Every human has hair loss, some suffer from permanent hair loss leading to balding to bald patches. They are most commonly a result of aging but can also be caused by medical conditions.

An experiment conducted on mouse hair follicles by Dr. Ru Yi, Northwestern University’s Professor of Pathology, showed that the conventional idea of stem cells replenishing hair and then eventually exhausting and dying at the same spot was misleading. Rather, the stem cells escape the structures that house them in the hair of aging animals, whether mice, dogs, or humans. The study also helped identify the two genes involved in the aging process of hair. Through that, scientists may be able to create healthy and positive hair loss prevention measures.

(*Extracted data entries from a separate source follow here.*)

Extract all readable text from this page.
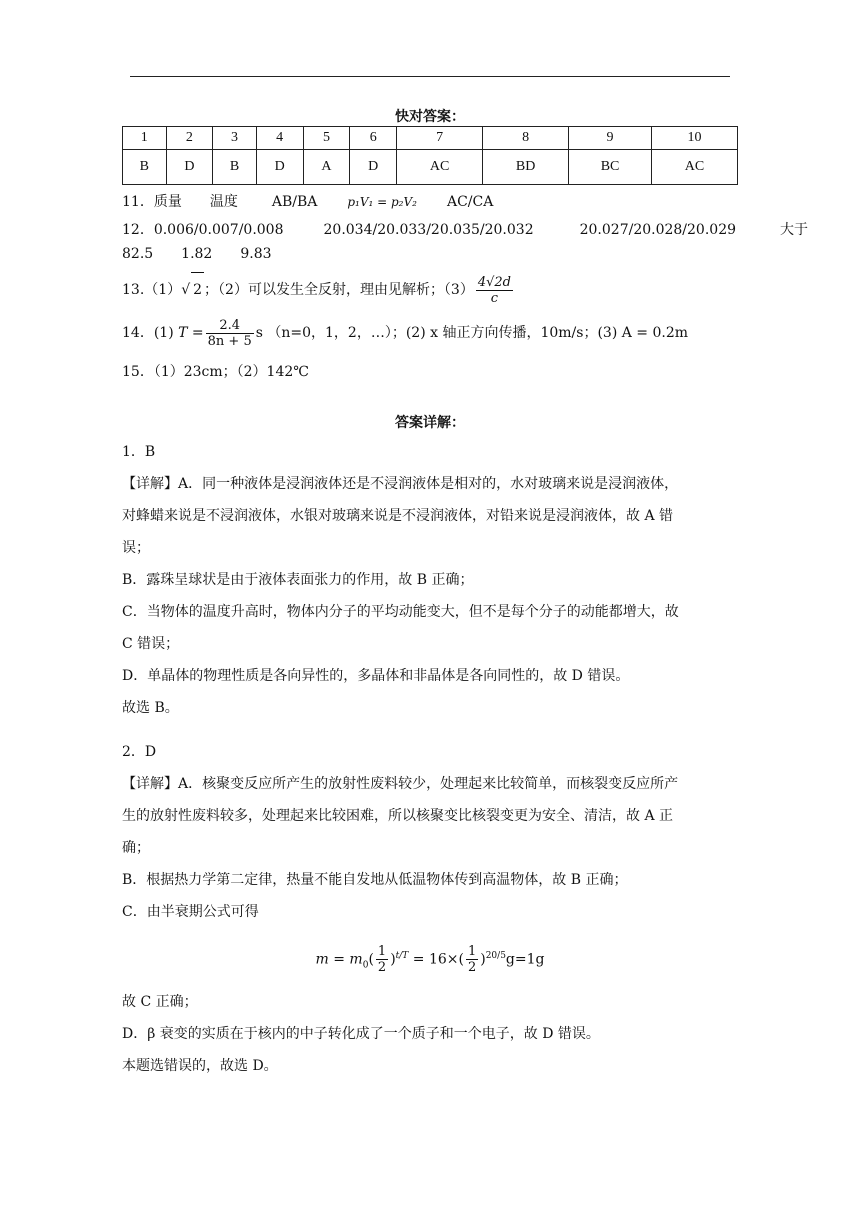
快对答案：
1	2	3	4	5	6	7	8	9	10
B	D	B	D	A	D	AC	BD	BC	AC
11．质量 温度 AB/BA	p₁V₁ = p₂V₂ AC/CA
12．0.006/0.007/0.008	20.034/20.033/20.035/20.032	20.027/20.028/20.029	大于
82.5 1.82 9.83
13.（1）√ 2 ；（2）可以发生全反射，理由见解析；$(3) \frac{4√2d}{c}$
14．(1) $T = \frac{2.4}{8n + 5}$ s （n=0，1，2，…）；(2) x 轴正方向传播，10m/s；(3) A = 0.2m
15．（1）23cm；（2）142℃
答案详解：

1．B

【详解】A．同一种液体是浸润液体还是不浸润液体是相对的，水对玻璃来说是浸润液体，

对蜂蜡来说是不浸润液体，水银对玻璃来说是不浸润液体，对铅来说是浸润液体，故 A 错

误；

B．露珠呈球状是由于液体表面张力的作用，故 B 正确；

C．当物体的温度升高时，物体内分子的平均动能变大，但不是每个分子的动能都增大，故

C 错误；

D．单晶体的物理性质是各向异性的，多晶体和非晶体是各向同性的，故 D 错误。

故选 B。

2．D

【详解】A．核聚变反应所产生的放射性废料较少，处理起来比较简单，而核裂变反应所产

生的放射性废料较多，处理起来比较困难，所以核聚变比核裂变更为安全、清洁，故 A 正

确；

B．根据热力学第二定律，热量不能自发地从低温物体传到高温物体，故 B 正确；

C．由半衰期公式可得

$m = m_0( \frac{1}{2} )^{t/T} = 16\times( \frac{1}{2} )^{20/5}g=1g$

故 C 正确；

D．β 衰变的实质在于核内的中子转化成了一个质子和一个电子，故 D 错误。

本题选错误的，故选 D。
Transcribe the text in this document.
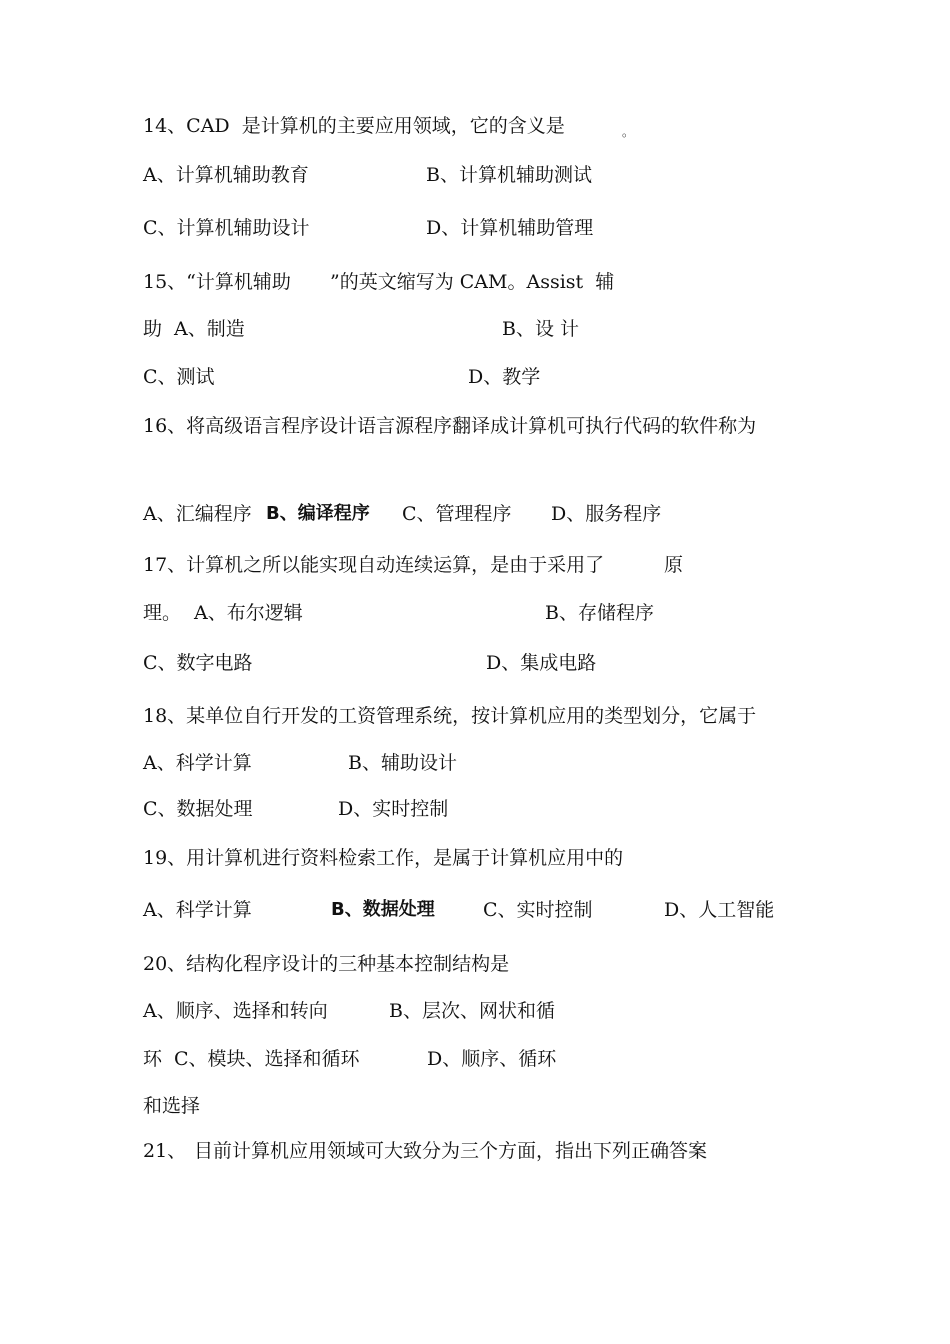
14、CAD  是计算机的主要应用领域，它的含义是	。
A、计算机辅助教育	B、计算机辅助测试
C、计算机辅助设计	D、计算机辅助管理
15、“计算机辅助 ”的英文缩写为 CAM。Assist  辅
助 A、制造	B、设 计
C、测试	D、教学
16、将高级语言程序设计语言源程序翻译成计算机可执行代码的软件称为
A、汇编程序 B、编译程序 C、管理程序 D、服务程序
17、计算机之所以能实现自动连续运算，是由于采用了	原
理。 A、布尔逻辑	B、存储程序
C、数字电路	D、集成电路
18、某单位自行开发的工资管理系统，按计算机应用的类型划分，它属于
A、科学计算	B、辅助设计
C、数据处理	D、实时控制
19、用计算机进行资料检索工作，是属于计算机应用中的
A、科学计算	B、数据处理	C、实时控制	D、人工智能
20、结构化程序设计的三种基本控制结构是
A、顺序、选择和转向	B、层次、网状和循
环 C、模块、选择和循环	D、顺序、循环
和选择
21、 目前计算机应用领域可大致分为三个方面，指出下列正确答案
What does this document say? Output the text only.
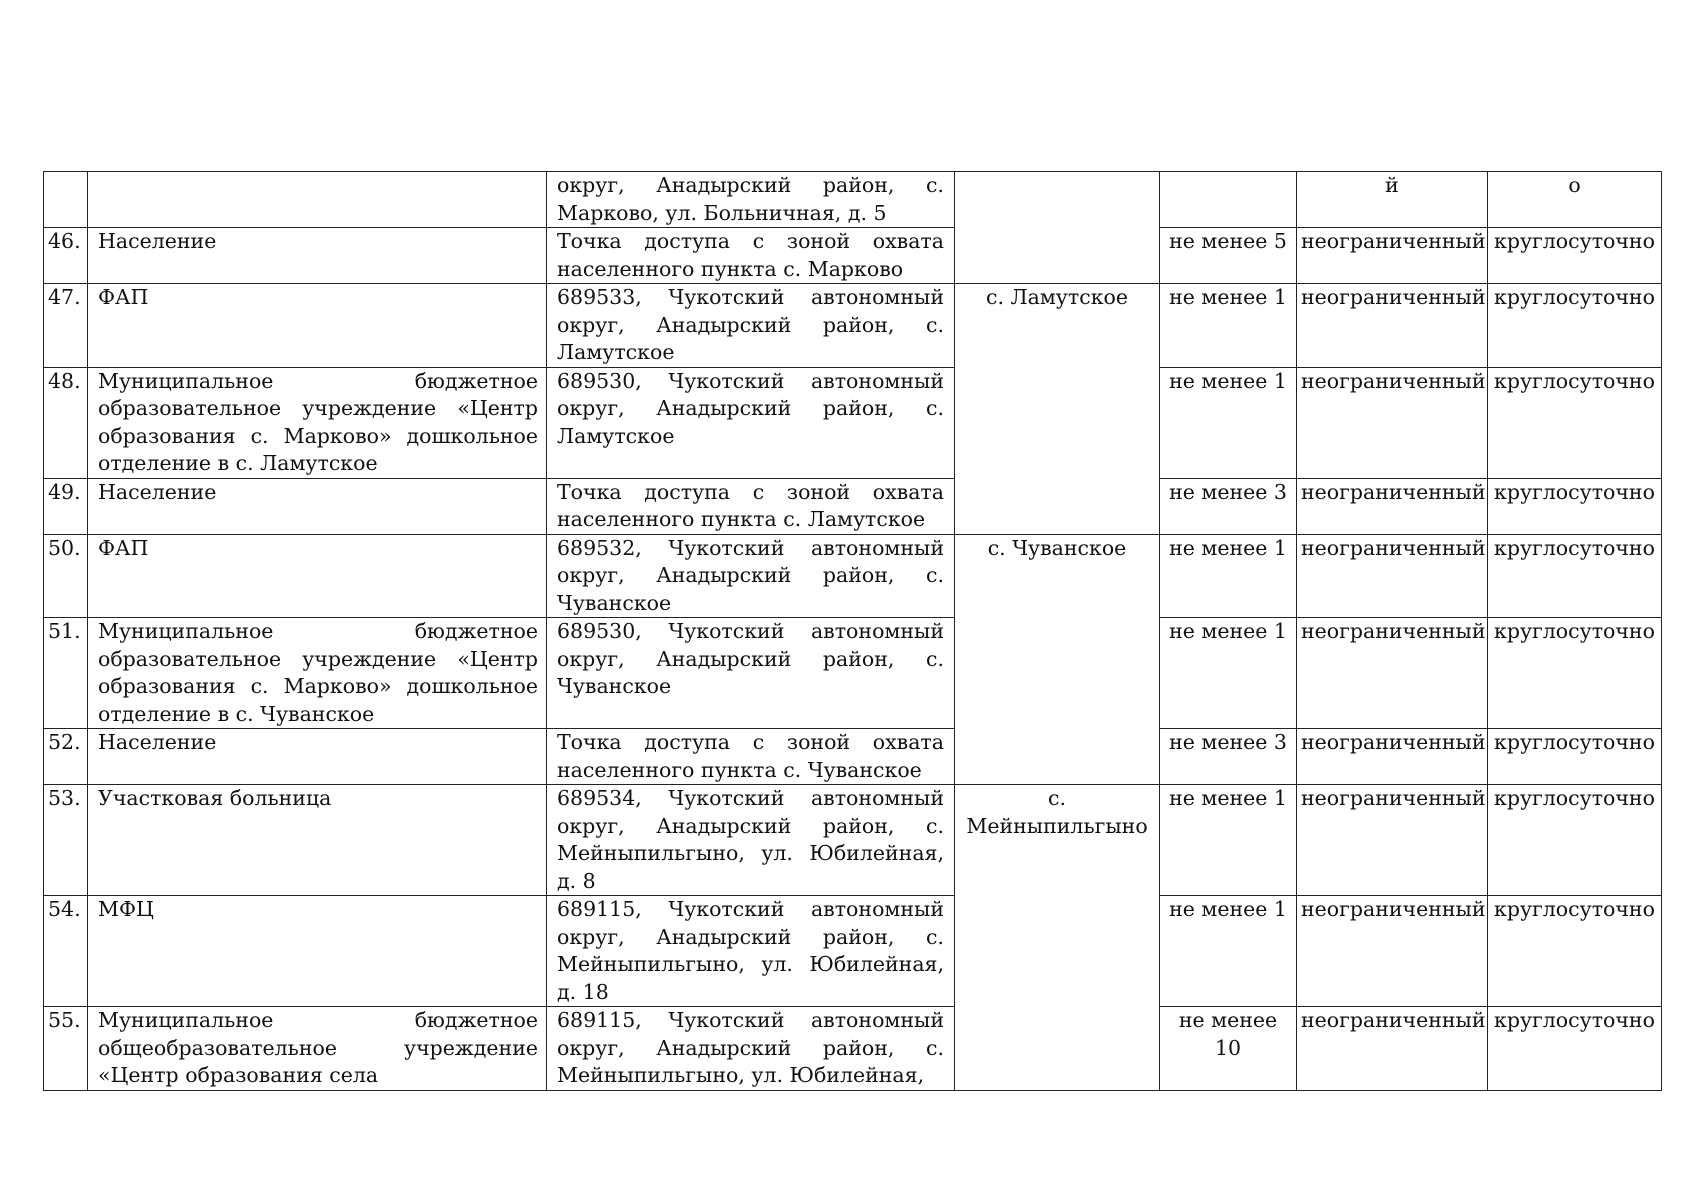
		округ, Анадырский район, с. Марково, ул. Больничная, д. 5			й	о
46.	Население	Точка доступа с зоной охвата населенного пункта с. Марково		не менее 5	неограниченный	круглосуточно
47.	ФАП	689533, Чукотский автономный округ, Анадырский район, с. Ламутское	с. Ламутское	не менее 1	неограниченный	круглосуточно
48.	Муниципальное бюджетное образовательное учреждение «Центр образования с. Марково» дошкольное отделение в с. Ламутское	689530, Чукотский автономный округ, Анадырский район, с. Ламутское		не менее 1	неограниченный	круглосуточно
49.	Население	Точка доступа с зоной охвата населенного пункта с. Ламутское		не менее 3	неограниченный	круглосуточно
50.	ФАП	689532, Чукотский автономный округ, Анадырский район, с. Чуванское	с. Чуванское	не менее 1	неограниченный	круглосуточно
51.	Муниципальное бюджетное образовательное учреждение «Центр образования с. Марково» дошкольное отделение в с. Чуванское	689530, Чукотский автономный округ, Анадырский район, с. Чуванское		не менее 1	неограниченный	круглосуточно
52.	Население	Точка доступа с зоной охвата населенного пункта с. Чуванское		не менее 3	неограниченный	круглосуточно
53.	Участковая больница	689534, Чукотский автономный округ, Анадырский район, с. Мейныпильгыно, ул. Юбилейная, д. 8	с. Мейныпильгыно	не менее 1	неограниченный	круглосуточно
54.	МФЦ	689115, Чукотский автономный округ, Анадырский район, с. Мейныпильгыно, ул. Юбилейная, д. 18		не менее 1	неограниченный	круглосуточно
55.	Муниципальное бюджетное общеобразовательное учреждение «Центр образования села	689115, Чукотский автономный округ, Анадырский район, с. Мейныпильгыно, ул. Юбилейная,		не менее 10	неограниченный	круглосуточно
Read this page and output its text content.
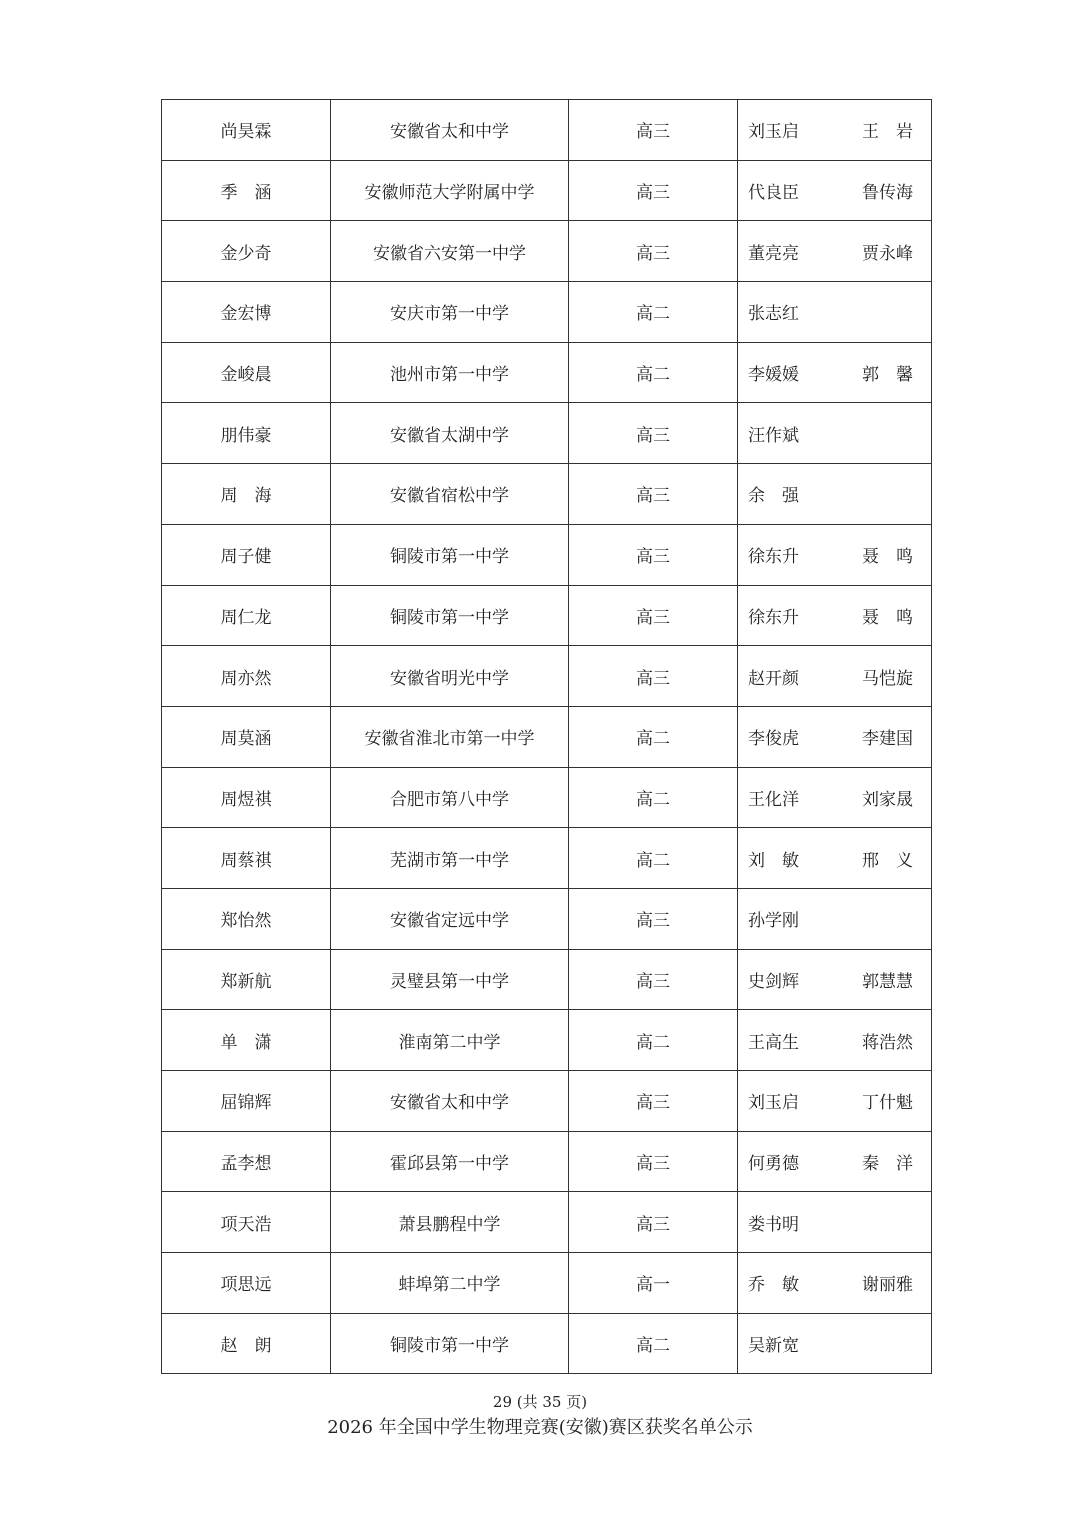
尚昊霖	安徽省太和中学	高三	刘玉启 王　岩

季　涵	安徽师范大学附属中学	高三	代良臣 鲁传海

金少奇	安徽省六安第一中学	高三	董亮亮 贾永峰

金宏博	安庆市第一中学	高二	张志红

金峻晨	池州市第一中学	高二	李媛媛 郭　馨

朋伟豪	安徽省太湖中学	高三	汪作斌

周　海	安徽省宿松中学	高三	余　强

周子健	铜陵市第一中学	高三	徐东升 聂　鸣

周仁龙	铜陵市第一中学	高三	徐东升 聂　鸣

周亦然	安徽省明光中学	高三	赵开颜 马恺旋

周莫涵	安徽省淮北市第一中学	高二	李俊虎 李建国

周煜祺	合肥市第八中学	高二	王化洋 刘家晟

周蔡祺	芜湖市第一中学	高二	刘　敏 邢　义

郑怡然	安徽省定远中学	高三	孙学刚

郑新航	灵璧县第一中学	高三	史剑辉 郭慧慧

单　潇	淮南第二中学	高二	王高生 蒋浩然

屈锦辉	安徽省太和中学	高三	刘玉启 丁什魁

孟李想	霍邱县第一中学	高三	何勇德 秦　洋

项天浩	萧县鹏程中学	高三	娄书明

项思远	蚌埠第二中学	高一	乔　敏 谢丽雅

赵　朗	铜陵市第一中学	高二	吴新宽
29 (共 35 页)
2026 年全国中学生物理竞赛(安徽)赛区获奖名单公示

Aging seems like a simple process, but it is rather complex when studied in depth. For instance, hair follicles undergo cyclical periods of growth in which a bulge, also known as a group or population of stem cells, continues to divide and grow into hair cells. Since these cells give rise to the hair shaft and sheath, they become inactive over time- faster than human body hair than the hair on the head- and the lower part completely degenerates.

Every time the hair growth cycle is repeated, the shaft is replaced by new hair on the head. In simpler words, every time a follicle dies, the stem cells or bulge is ready to replace it with new hair.

What surprised Dr. Ru Yi and his team, who were observing the hair follicles in an aging mouse’s ear, is that rather than dying or exhausting inside the bulge, the stem cells changed their shape from round to irregular and squeezed out of the follicle spaces; in short, escaped after a certain period of time.

There’s still no definite hypothesis of where the stem cells go after they’ve been squeezed out of the follicle opening, but Dr. Ru Yi believes that the immune system might consume them. The entire pathology team aims to somehow imprison these escaping stem cells in aging mice and come up with a solution for human hair loss in old age.